Y lo que está sucediendo aquí es un intercambio de yugo. En la cruz, Jesús toma nuestro yugo inconcebible e insoportablemente pesado de la condenación y pena del pecado, y nos ofrece a cambio el yugo fácil y la carga ligera de simplemente confiar en él. Él hace todo el trabajo y nos da todo lo demás. Y su trabajo no solo aborda completamente nuestro problema de pecado, sino que también proporciona el suministro de cualquier otra necesidad que tengamos (Filipenses 4:19). ¡Todo lo que debemos hacer es confiar en él!

Y si eso no fuera suficiente, al hacerse humano y habitar entre nosotros, Jesús nos permite aprender de él a vivir por fe. Es por eso que el autor de Hebreos nos dice:

[mire] a Jesús, el fundador y perfeccionador de nuestra fe, quien por el gozo que se puso ante él soportó la cruz, despreciando la vergüenza, y está sentado a la diestra del trono de Dios. (Hebreos 12: 2)

Cree, permanece y sigue sus pasos (1 Pedro 2:21). Esa es la luz del yugo que Jesús nos llama a poner. Es el único yugo que existe que nos da descanso para nuestras almas.

Vamos a Jesús juntos

La gran invitación de Jesús para que nos acerquemos a él, intercambiemos yugos y encontremos descanso no es para que lo hagamos de manera aislada. Él tiene la intención de que nos acerquemos a él en comunidad, que nos unamos.

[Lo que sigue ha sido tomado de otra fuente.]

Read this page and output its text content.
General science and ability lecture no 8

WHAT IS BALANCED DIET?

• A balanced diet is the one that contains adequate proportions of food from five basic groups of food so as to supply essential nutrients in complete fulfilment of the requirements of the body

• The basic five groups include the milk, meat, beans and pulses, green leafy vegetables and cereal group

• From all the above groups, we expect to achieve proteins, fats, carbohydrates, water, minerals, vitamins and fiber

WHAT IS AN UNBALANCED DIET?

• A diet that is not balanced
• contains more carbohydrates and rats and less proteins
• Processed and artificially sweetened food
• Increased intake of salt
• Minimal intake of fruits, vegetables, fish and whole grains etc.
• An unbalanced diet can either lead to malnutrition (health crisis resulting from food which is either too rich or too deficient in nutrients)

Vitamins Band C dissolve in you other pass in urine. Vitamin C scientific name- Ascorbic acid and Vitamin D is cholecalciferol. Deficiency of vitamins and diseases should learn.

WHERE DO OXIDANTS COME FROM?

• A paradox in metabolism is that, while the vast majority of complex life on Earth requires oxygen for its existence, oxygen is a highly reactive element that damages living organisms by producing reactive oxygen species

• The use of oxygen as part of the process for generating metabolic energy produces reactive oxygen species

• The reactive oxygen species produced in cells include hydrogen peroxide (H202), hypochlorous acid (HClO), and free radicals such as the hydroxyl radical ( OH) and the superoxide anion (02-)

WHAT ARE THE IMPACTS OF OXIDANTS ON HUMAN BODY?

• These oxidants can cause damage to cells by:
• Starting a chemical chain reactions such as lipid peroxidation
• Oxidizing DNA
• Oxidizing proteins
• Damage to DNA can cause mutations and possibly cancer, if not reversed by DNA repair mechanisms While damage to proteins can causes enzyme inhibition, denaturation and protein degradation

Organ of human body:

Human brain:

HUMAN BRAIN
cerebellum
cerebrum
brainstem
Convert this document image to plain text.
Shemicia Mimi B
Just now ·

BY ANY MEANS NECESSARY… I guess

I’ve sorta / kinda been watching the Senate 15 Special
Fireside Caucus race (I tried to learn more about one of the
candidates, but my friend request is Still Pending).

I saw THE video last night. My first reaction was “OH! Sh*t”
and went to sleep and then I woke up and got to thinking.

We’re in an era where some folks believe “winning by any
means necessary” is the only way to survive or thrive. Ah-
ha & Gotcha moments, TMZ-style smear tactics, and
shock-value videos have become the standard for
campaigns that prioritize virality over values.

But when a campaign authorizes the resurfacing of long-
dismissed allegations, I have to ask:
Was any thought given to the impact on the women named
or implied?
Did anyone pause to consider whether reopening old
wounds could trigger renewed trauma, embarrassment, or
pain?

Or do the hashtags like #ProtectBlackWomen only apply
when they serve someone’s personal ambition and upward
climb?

Esa es una razón masiva por la cual la iglesia existe.

“Cree, permanece y sigue el ejemplo de Jesús. Y encontrarás descanso para tu alma ”. Twitter Tweet Facebook Compartir en Facebook

Todos llevamos cargas y nos cansamos, pero de diferentes maneras, por diferentes razones y, a menudo, en diferentes momentos. Cuando estamos cansados, nos desanimamos fácilmente y podemos darnos a la incredulidad cínica. En esos momentos, a menudo no somos los mejores predicadores para nuestras almas. Necesitamos que otros nos digan la verdad y nos ayuden a creer en Jesús.

Es por eso que no debemos descuidar "reunirnos, como es la costumbre de algunos, sino [seguir] alentándonos unos a otros" (Hebreos 10:25). Debemos "exhortarnos unos a otros todos los días, siempre que se llame" hoy ", para que ninguno de ustedes se endurezca por el engaño del pecado" (Hebreos 3:13).

Entonces, si estás cansado, por cualquier razón, por complejo que sea, Jesús te invita a venir. Ven, toma su ligero yugo de creer en él. Y si es difícil, no vengas solo. Ven a Jesús con y a través de un amigo creyente. Cree, permanece y sigue el ejemplo de Jesús. Y encontrarás descanso para tu alma.